Tuesday, July 17, 2012

The Dark Side of the City—“Kansas City Noir”

Click here to pre-order!

Today, I got one of those great treats that writers love to receive. My author’s copies of Kansas City Noir arrived from Akashic Books. There is little in life to compare with ripping open a package to hold the actual physical book that’s been an image in so many people’s heads for so long. It’s a beautiful book as you can see from its perfect noir cover. It’s also remarkable for the stories it contains. I’m happy to be included in this collection of literary and mystery authors with excellent writers like Daniel Woodrell, Nancy Pickard, John Lutz, Matthew Eck, Catherine Browder, J. Malcolm Garcia, Kevin Prufer, Nadia Pflaum, Mitch Brian, Phong Nguyen, Grace Suh, Andrés Rodríguez, and Philip Stephens. Steve Paul, Hemingway scholar, award-winning poet, and long-time editor and writer for the Kansas City Star, was the editor who put together this fine collection of stories born and bred in Kansas City and strolling down the darker lanes of human experience.

For those of you not familiar with the Noir Series of anthologies set in various cities and locales (such as Indian Country) around the world that Akashic Books publishes, pay attention. You’re in for a treat. The brainchild of Johnny Temple and Tim McLoughlin, this series bring together accomplished writers of literary fiction and crime fiction—in some cases, of both—to spin stories that could be set only in that city or locale, stories that draw on local history, legend, and atmosphere and are set in a particular location or neighborhood. I love the tagline Akashic uses for these books—“reverse gentrification of the literary world.” That makes this post perfect for my Literary Mystery Novelists series.
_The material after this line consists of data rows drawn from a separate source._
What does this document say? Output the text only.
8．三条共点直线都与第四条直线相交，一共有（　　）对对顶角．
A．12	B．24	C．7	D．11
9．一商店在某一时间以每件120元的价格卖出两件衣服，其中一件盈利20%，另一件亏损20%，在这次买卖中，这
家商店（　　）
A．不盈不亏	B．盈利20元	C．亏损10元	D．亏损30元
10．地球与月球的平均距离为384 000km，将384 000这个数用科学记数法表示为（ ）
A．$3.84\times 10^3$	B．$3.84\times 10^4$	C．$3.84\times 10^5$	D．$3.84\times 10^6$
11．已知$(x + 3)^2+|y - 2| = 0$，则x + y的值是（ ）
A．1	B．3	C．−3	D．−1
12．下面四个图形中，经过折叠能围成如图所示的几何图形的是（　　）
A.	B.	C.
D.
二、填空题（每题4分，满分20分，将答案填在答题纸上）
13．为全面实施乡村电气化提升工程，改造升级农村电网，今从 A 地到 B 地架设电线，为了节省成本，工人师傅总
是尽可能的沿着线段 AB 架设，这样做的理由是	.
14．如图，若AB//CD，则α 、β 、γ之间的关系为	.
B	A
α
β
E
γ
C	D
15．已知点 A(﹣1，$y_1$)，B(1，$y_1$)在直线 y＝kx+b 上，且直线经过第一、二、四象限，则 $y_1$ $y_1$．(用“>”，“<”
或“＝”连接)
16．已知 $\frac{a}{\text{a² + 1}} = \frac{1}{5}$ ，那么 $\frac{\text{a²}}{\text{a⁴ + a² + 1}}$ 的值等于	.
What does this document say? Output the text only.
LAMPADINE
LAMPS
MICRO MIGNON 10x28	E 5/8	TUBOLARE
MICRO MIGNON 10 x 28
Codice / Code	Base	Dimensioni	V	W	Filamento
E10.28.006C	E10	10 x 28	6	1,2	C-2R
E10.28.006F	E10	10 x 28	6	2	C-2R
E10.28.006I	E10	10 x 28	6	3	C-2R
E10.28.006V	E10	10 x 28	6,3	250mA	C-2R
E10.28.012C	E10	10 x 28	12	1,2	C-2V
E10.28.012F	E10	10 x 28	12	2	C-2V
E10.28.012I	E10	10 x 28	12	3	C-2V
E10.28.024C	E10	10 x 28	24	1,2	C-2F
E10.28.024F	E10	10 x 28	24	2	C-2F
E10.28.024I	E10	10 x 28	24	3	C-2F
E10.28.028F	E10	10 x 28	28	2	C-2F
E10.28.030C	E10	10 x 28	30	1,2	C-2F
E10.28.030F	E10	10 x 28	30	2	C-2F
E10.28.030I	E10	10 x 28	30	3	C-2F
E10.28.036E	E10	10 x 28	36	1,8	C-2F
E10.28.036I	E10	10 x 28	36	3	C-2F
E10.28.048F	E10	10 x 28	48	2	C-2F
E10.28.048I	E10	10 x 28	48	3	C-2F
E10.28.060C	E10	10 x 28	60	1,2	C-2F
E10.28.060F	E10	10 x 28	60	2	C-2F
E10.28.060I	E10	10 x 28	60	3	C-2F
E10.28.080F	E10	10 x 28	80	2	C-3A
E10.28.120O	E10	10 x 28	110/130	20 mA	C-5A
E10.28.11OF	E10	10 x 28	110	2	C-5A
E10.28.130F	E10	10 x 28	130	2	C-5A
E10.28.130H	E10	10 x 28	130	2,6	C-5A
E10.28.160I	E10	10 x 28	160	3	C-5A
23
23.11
As Steve Paul says in his introduction, “Kansas City is a crossroads. East meets West and North meets South here. Since its settlement in the first half of the nineteenth century, Kansas City has represented a place of opportunity, optimism, and ornery behavior.” After all, it was the powerful Mafia families of wide-open-until-the-late-fifties Kansas City that gave us the casinos of Las Vegas. Today, this first of the western cities routinely winds up on lists of high-murder locations, primarily due to the gang crime and violence in a small percentage of the metropolitan area.

Kansas City Noir contains stories set in city landmarks and in quiet neighborhoods to which no one pays attention. It contains cops, petty crooks, serial killers, gangbangers, and law-abiding citizens who step over the line. It contains beautiful images and language, as well as profanity and ugly crimes. Most of all, though, it contains fourteen strong, sharp stories with Kansas City fingerprints all over them.

The book launch will take place at 6:30 p.m. at the Kansas City Public Library Central Branch, 14 W. 10th Street, Kansas City, MO, and will feature editor Steve Paul and contributors Catherine Browder, Andrés Rodríguez, and Matthew Eck. (I expect to be in Cleveland at Bouchercon at that time.) Kansas City Noir can be pre-ordered from Akashic Books.